RESCATES
› Por Juan Pablo Bertazza
Hay escritores cuya idea sobre la belleza permanece como velada, más allá de la extensión de su obra. Uno de esos autores es Honoré de Balzac quien, a pesar de haber desarrollado ese monumento que es La Comedia Humana, no reflexionó tan seguido sobre su proceso de creación.
No obstante, por estos días se reeditaron dos libros que, a pesar de no citarse explícitamente entre sí, tienen en común, justamente, la imagen de Balzac. Y aportan mucho a la hora de esclarecer qué pensaba uno de los escritores franceses más importantes del siglo XIX, sobre el arte.
Por un lado, Ediciones del Zorzal reeditó La obra maestra desconocida (1831, mismo año de La piel de Zapa), un relato de su autoría que tiene como protagonista al anciano pintor Frenhofer, el cual no sólo adelantó ciertos rasgos del arte abstracto sino que incluso inspiró –entre otros– a Picasso y Cézanne, quien llegó a decir “Frenhofer soy yo”.
Por el otro lado, la editorial sexto piso vuelve a traernos Retrato de Balzac (1858), una biografía muy particular sobre Balzac del poeta Théophile Gautier, contemporáneo y amigo suyo.
Y aquello de “por un lado y por el otro” no es azaroso, ya que estos dos libros podrían leerse simultáneamente como aquellas historietas que comparan dos historias paralelas en sendas columnas.
De hecho, ambos libros comienzan en esas buhardillas tan típicas de París: una ubicada en la Rue des Grands Augustins y la otra situada en el callejón del Doyenné, a pasos del Louvre. También en las dos obras sigue inmediatamente una visita a esos ateliers, en uno de las cuales muchos años después Picasso pintaría el Guernica: en los dos casos un discípulo sentirá palpitaciones a causa de la presencia de su maestro. En La obra maestra desconocida, es el aprendiz de pintor Nicolás Poussin (pollito en francés) quien visita a su maestro François Pourbus, el cual a su vez no es más que un mero discípulo del anciano genio Frenhofer, en una cadena pictórica plagada de Platón. En la biografía, es el propio Gautier quien comienza contando su emoción cuando un ayudante del mismísimo Balzac golpeó su puerta para invitarlo a escribir en su periódico semanal La crónica de París: “Me palpitaba el corazón, pues nunca me he acercado sin temblar a un maestro”.
Del lado de la biografía de Balzac, lo que cuenta Gautier es el ascetismo de un autor que desaparecía meses enteros para trabajar y casi no dormía, ya que veía el signo francos en cada minuto de su tiempo.
Cuando el pintor Frenhofer finalmente decide mostrar su obra secreta, sus dos pollos no van a ver en él más que “un caos de colores, de tonos, de matices indecisos, especie de bruma sin forma”, aunque –eso sí– Pourbus descubre algo así como una mano: “Ahí debajo hay una mujer”.
Cuando Gautier accede a los manuscritos de Balzac, los cuales estaban compuestos de varias capas de tinta con correcciones interminables, rayas, flechas y hasta papelitos que ensanchaban los márgenes, va a sorprenderse con su “letra rápida, atropellada, salpicante, casi jeroglífica”.

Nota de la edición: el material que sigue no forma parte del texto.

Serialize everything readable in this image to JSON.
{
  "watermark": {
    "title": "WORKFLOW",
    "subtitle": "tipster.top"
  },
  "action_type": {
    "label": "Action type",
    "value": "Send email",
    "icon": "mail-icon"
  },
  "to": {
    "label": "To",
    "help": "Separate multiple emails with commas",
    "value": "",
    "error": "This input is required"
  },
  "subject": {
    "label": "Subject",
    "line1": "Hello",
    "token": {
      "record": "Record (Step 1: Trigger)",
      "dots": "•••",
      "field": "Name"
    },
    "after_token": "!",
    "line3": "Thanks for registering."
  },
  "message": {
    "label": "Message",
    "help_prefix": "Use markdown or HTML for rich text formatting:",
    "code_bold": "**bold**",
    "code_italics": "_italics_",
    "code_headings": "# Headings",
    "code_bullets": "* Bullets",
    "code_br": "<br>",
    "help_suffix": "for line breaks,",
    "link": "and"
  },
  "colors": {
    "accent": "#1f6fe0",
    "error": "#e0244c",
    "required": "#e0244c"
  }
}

Mientras el pintor había estado trabajando tanto en la forma que ya sus trazos iban más allá de cualquier tipo de configuración, su creador Balzac se encarnaba en la lucha entre la forma y la idea con ese material que recién en el año 1842 bautizaría como La Comedia Humana: “Algunas veces una sola frase ocupaba toda la velada: la retorcía, la amasaba, la forma necesaria, absoluta, no se presentaba sino después de agotarse todas las formas aproximadas”.

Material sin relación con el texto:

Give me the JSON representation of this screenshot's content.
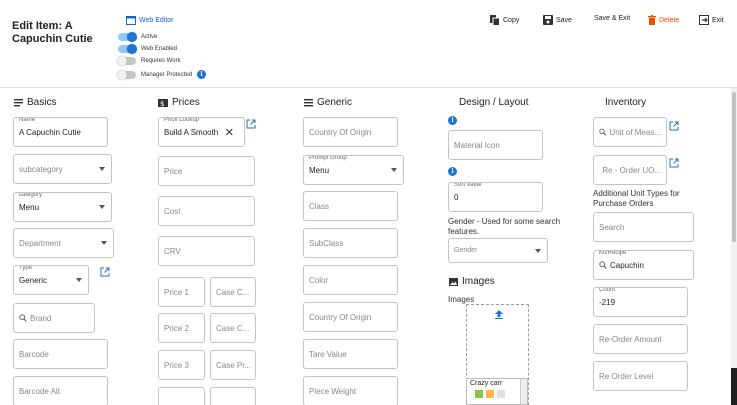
{
  "header": {
    "title": "Edit Item: A Capuchin Cutie",
    "web_editor": "Web Editor",
    "toggles": [
      {
        "label": "Active",
        "on": true
      },
      {
        "label": "Web Enabled",
        "on": true
      },
      {
        "label": "Requires Work",
        "on": false
      },
      {
        "label": "Manager Protected",
        "on": false
      }
    ]
  },
  "toolbar": {
    "copy": "Copy",
    "save": "Save",
    "save_exit": "Save & Exit",
    "delete": "Delete",
    "exit": "Exit",
    "delete_color": "#e65100"
  },
  "basics": {
    "heading": "Basics",
    "name_label": "Name",
    "name_value": "A Capuchin Cutie",
    "subcategory_placeholder": "subcategory",
    "category_label": "category",
    "category_value": "Menu",
    "department_placeholder": "Department",
    "type_label": "Type",
    "type_value": "Generic",
    "brand_placeholder": "Brand",
    "barcode_placeholder": "Barcode",
    "barcode_alt_placeholder": "Barcode Alt"
  },
  "prices": {
    "heading": "Prices",
    "lookup_label": "Price Lookup",
    "lookup_value": "Build A Smooth",
    "price": "Price",
    "cost": "Cost",
    "crv": "CRV",
    "price1": "Price 1",
    "case1": "Case C...",
    "price2": "Price 2",
    "case2": "Case C...",
    "price3": "Price 3",
    "case3": "Case Pr..."
  },
  "generic": {
    "heading": "Generic",
    "country_origin": "Country Of Origin",
    "prompt_group_label": "Prompt Group",
    "prompt_group_value": "Menu",
    "class": "Class",
    "subclass": "SubClass",
    "color": "Color",
    "country_origin2": "Country Of Origin",
    "tare_value": "Tare Value",
    "piece_weight": "Piece Weight"
  },
  "design": {
    "heading": "Design / Layout",
    "material_icon": "Material Icon",
    "sort_label": "Sort Value",
    "sort_value": "0",
    "gender_note": "Gender - Used for some search features.",
    "gender_placeholder": "Gender",
    "images_heading": "Images",
    "images_label": "Images",
    "image_file": "Crazy carr"
  },
  "inventory": {
    "heading": "Inventory",
    "unit_measure": "Unit of Meas...",
    "reorder_uom": "Re - Order UO...",
    "additional_units": "Additional Unit Types for Purchase Orders",
    "search": "Search",
    "kit_label": "Kit/Recipe",
    "kit_value": "Capuchin",
    "count_label": "Count",
    "count_value": "-219",
    "reorder_amount": "Re-Order Amount",
    "reorder_level": "Re Order Level"
  },
  "colors": {
    "accent": "#1976d2"
  }
}
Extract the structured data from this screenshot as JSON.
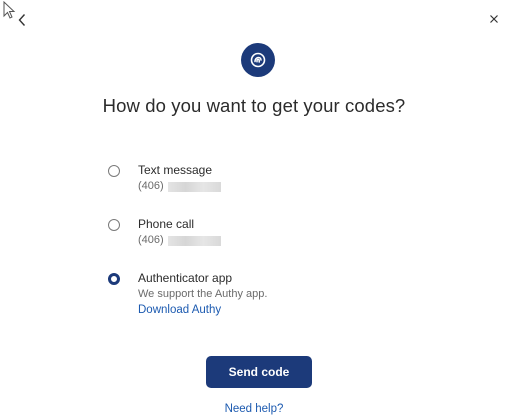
{
  "header": {
    "back_icon": "chevron-left-icon",
    "close_icon": "close-icon",
    "logo_icon": "authy-logo-icon"
  },
  "title": "How do you want to get your codes?",
  "options": [
    {
      "label": "Text message",
      "sub": "(406)",
      "selected": false
    },
    {
      "label": "Phone call",
      "sub": "(406)",
      "selected": false
    },
    {
      "label": "Authenticator app",
      "sub": "We support the Authy app.",
      "link": "Download Authy",
      "selected": true
    }
  ],
  "actions": {
    "send_code": "Send code",
    "need_help": "Need help?"
  },
  "colors": {
    "primary": "#1c3a7a",
    "link": "#1c5ab0"
  }
}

En el final del relato lo que se ve es la confusión que genera aquella obra terminada mientras que, en la biografía, impresiona aquel triste final feliz de Balzac, quien justo cuando había resuelto todos sus problemas financieros, era reconocido e incluso empezaba a sentirse enamorado, murió. Tal vez porque, como dice el mismo Gautier: “Cuando está acabada la casa, entra la muerte; por eso los sultanes tienen siempre su palacio en construcción”.